6+ Firecrawl tools, including:

• firecrawl_scrape – Scrape content from a single URL
• firecrawl_crawl – Crawl entire websites and extract content
• firecrawl_map – Discover all indexed URLs on a site
• firecrawl_search – Search the web and extract content
• firecrawl_extract – Extract structured data using LLM capabilities
• firecrawl_check_crawl_status – Check crawl job status

5. Configure Node.js Sandbox MCP Server

The Node.js Sandbox enables ChatGPT to execute JavaScript in isolated Docker containers.

Understanding the Architecture

The Node.js Sandbox implements the Docker-out-of-Docker (DooD) pattern by mounting /var/run/docker.sock. This gives the sandbox container access to the Docker daemon, allowing it to spawn ephemeral sibling containers for code execution.

When ChatGPT requests JavaScript execution:

1. Sandbox container makes Docker API calls
2. Creates temporary Node.js containers (with resource limits)
3. Executes code in complete isolation
4. Returns results
5. Auto-removes the container

Add Via Docker Desktop

1. MCP Toolkit → Catalog
2. Search “Node.js Sandbox”
3. Click + Add

Unfortunately, the Node.js Sandbox requires manual configuration that can’t be done entirely through the Docker Desktop UI. We’ll need to configure ChatGPT’s connector settings directly.

Prepare Output Directory

Create a directory for sandbox output:

# macOS/Linux
mkdir -p ~/Desktop/sandbox-output

# Windows
mkdir %USERPROFILE%\Desktop\sandbox-output

Configure Docker File Sharing

Ensure this directory is accessible to Docker:

1. Docker Desktop → Settings → Resources → File Sharing
2. Add ~/Desktop/sandbox-output (or your Windows equivalent)
3. Click Apply & Restart

6. Configure Sequential Thinking MCP Server

The Sequential Thinking MCP server gives ChatGPT the ability for dynamic and reflective problem-solving through thought sequences.
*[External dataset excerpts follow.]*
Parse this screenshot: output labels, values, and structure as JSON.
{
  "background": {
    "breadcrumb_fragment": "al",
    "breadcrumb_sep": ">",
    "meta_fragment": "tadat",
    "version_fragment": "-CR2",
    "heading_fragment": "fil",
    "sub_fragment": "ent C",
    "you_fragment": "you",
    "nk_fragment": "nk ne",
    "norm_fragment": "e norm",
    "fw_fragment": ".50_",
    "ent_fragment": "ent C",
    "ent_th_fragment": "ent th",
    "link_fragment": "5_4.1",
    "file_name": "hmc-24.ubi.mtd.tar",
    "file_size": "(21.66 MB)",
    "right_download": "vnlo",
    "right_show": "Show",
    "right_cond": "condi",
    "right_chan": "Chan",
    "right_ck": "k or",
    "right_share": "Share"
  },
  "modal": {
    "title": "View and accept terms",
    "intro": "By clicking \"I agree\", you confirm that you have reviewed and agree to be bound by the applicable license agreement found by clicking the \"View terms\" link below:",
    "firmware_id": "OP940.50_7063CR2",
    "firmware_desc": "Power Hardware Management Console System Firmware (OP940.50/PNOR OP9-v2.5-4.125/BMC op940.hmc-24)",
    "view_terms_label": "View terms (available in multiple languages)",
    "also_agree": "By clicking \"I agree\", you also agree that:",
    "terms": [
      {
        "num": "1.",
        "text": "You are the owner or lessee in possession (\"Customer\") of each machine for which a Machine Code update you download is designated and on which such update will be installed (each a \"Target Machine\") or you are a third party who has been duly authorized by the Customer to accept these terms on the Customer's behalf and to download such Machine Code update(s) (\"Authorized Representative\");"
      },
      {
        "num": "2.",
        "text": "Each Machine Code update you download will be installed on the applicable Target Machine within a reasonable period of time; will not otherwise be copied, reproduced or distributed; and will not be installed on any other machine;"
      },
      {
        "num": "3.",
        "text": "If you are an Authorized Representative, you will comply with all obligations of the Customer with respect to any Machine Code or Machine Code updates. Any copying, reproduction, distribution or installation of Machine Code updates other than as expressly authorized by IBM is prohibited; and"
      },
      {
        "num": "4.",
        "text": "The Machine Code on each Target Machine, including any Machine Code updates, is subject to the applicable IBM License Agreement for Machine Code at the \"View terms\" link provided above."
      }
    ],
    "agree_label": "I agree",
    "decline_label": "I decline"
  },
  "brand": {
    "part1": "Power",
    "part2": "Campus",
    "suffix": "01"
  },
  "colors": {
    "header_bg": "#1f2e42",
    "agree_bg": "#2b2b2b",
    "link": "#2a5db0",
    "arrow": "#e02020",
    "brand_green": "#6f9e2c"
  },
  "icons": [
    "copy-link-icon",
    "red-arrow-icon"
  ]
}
Adding the Sequential Thinking MCP server is straightforward –  it doesn’t require any API key. Just search for Sequential Thinking in the Catalog and get it to your MCP server list.

In Docker Desktop:

1. Open Docker Desktop → MCP Toolkit → Catalog
2. Search for “Sequential Thinking”
3. Find Sequential Thinking in the results
4. Click “Add MCP Server” to add without any configuration

The Sequential Thinking MCP server should now appear under “My Servers” in Docker MCP Toolkit.

What you get:

• A single Sequential Thinking tool that includes:
• sequentialthinking – A detailed tool for dynamic and reflective problem-solving through thoughts. This tool helps analyze problems through a flexible thinking process that can adapt and evolve. Each thought can build on, question, or revise previous insights as understanding deepens.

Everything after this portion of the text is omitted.